The Appellate Court affirmed.  People v. Boyce, 2013 IL App (1st) 102318-U.
In so holding, the appellate court reasoned that the lack of specific attempt language within the statutory definitions of solicitation and solicitation of murder is indicative of the legislature’s intent for the general attempt statute to apply to the offense of solicitation of murder.

A unanimous Supreme Court agreed.  Writing for the Court, Justice Karmeier first noted that the governing statute provides that the offense of solicitation of murder is committed when, with the intent that the offense of first degree murder be committed, a person commands, encourages or requests another to commit that offense.  The court then turned to the general intent provision, which establishes that a person commits an attempt when, with intent to commit a specific offense, he does any act that constitutes a substantial step toward the commission of that offense.

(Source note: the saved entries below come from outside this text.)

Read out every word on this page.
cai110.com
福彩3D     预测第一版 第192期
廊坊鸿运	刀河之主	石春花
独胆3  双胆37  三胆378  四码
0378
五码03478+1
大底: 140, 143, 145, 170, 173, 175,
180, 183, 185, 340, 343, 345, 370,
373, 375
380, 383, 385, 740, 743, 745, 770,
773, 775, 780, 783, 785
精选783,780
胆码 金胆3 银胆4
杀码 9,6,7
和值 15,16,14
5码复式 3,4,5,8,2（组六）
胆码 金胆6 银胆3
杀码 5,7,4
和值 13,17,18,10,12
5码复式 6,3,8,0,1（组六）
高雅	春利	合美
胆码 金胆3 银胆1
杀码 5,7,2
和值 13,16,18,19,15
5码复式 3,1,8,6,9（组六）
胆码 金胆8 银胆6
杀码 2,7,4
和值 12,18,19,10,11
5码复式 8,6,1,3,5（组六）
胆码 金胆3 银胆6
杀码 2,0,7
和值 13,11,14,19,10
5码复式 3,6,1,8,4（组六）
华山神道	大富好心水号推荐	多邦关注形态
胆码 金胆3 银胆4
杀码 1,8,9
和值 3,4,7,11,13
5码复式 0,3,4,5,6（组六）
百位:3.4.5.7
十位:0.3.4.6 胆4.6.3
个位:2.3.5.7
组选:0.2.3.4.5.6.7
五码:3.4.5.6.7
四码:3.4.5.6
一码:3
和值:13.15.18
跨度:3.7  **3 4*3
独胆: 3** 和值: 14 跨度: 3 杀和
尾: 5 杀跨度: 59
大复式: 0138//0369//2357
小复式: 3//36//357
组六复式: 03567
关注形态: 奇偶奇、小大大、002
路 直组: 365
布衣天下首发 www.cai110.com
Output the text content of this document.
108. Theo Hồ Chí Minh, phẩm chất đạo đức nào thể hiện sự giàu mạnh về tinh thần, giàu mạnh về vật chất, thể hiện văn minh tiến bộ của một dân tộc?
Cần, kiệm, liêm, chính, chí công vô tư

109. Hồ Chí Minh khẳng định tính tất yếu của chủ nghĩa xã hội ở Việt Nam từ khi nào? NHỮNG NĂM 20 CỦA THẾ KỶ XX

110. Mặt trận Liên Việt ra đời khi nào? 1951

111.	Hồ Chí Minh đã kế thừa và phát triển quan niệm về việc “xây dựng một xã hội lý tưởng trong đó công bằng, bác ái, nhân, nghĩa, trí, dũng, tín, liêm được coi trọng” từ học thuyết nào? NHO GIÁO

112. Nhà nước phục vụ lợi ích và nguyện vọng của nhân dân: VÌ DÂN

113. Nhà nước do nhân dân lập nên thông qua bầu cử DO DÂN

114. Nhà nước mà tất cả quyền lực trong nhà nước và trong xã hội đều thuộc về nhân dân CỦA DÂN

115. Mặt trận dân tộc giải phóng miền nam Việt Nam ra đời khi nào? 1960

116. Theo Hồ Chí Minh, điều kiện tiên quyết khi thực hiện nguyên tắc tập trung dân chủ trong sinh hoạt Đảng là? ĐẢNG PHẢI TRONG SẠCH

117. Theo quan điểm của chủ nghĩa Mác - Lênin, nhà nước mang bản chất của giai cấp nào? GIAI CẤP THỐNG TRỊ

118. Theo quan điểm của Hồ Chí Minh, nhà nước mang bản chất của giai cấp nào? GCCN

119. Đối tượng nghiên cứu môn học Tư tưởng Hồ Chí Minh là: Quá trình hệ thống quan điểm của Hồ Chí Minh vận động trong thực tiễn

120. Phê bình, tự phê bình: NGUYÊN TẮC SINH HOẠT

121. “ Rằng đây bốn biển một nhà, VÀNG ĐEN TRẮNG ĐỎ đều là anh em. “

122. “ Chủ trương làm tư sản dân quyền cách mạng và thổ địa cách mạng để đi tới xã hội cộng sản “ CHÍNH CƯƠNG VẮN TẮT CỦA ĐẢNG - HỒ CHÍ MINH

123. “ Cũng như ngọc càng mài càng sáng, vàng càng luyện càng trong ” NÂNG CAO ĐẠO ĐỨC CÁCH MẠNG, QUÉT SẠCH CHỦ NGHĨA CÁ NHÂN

The Court recognized that, where application of the attempt provision to a principal offense creates an inherent impossibility, the offense cannot exist, and that  the general attempt statute is inapplicable where the legislature intends that the more specific crime subsume an attempt, and that such legislative intent is shown by the inclusion of explicit "attempt" language in the definition of the specific offense.

The Court's review of caselaw and treatises led to the conclusion that where a letter is employed as the means of solicitation, the letter must actually reach the intended recipient for the crime of solicitation to be complete.  The same legal analysis led the Court to reject defendant’s contentions that he is guilty of nothing, and that the crime of attempted solicitation does not exist in Illinois.  The Court noted that the same cases that require receipt of a communication also made clear that convictions for attempted solicitation would be proper where the letters were sent by defendants, but were not received by the addressees.

Practitioners should be aware of the Court's acknowledgement that its recognition of an offense of attempted solicitation, generally, may cause sentencing uncertainty in other contexts.  Because there was no sentencing uncertainty in the instant case, that question was deferred to another day.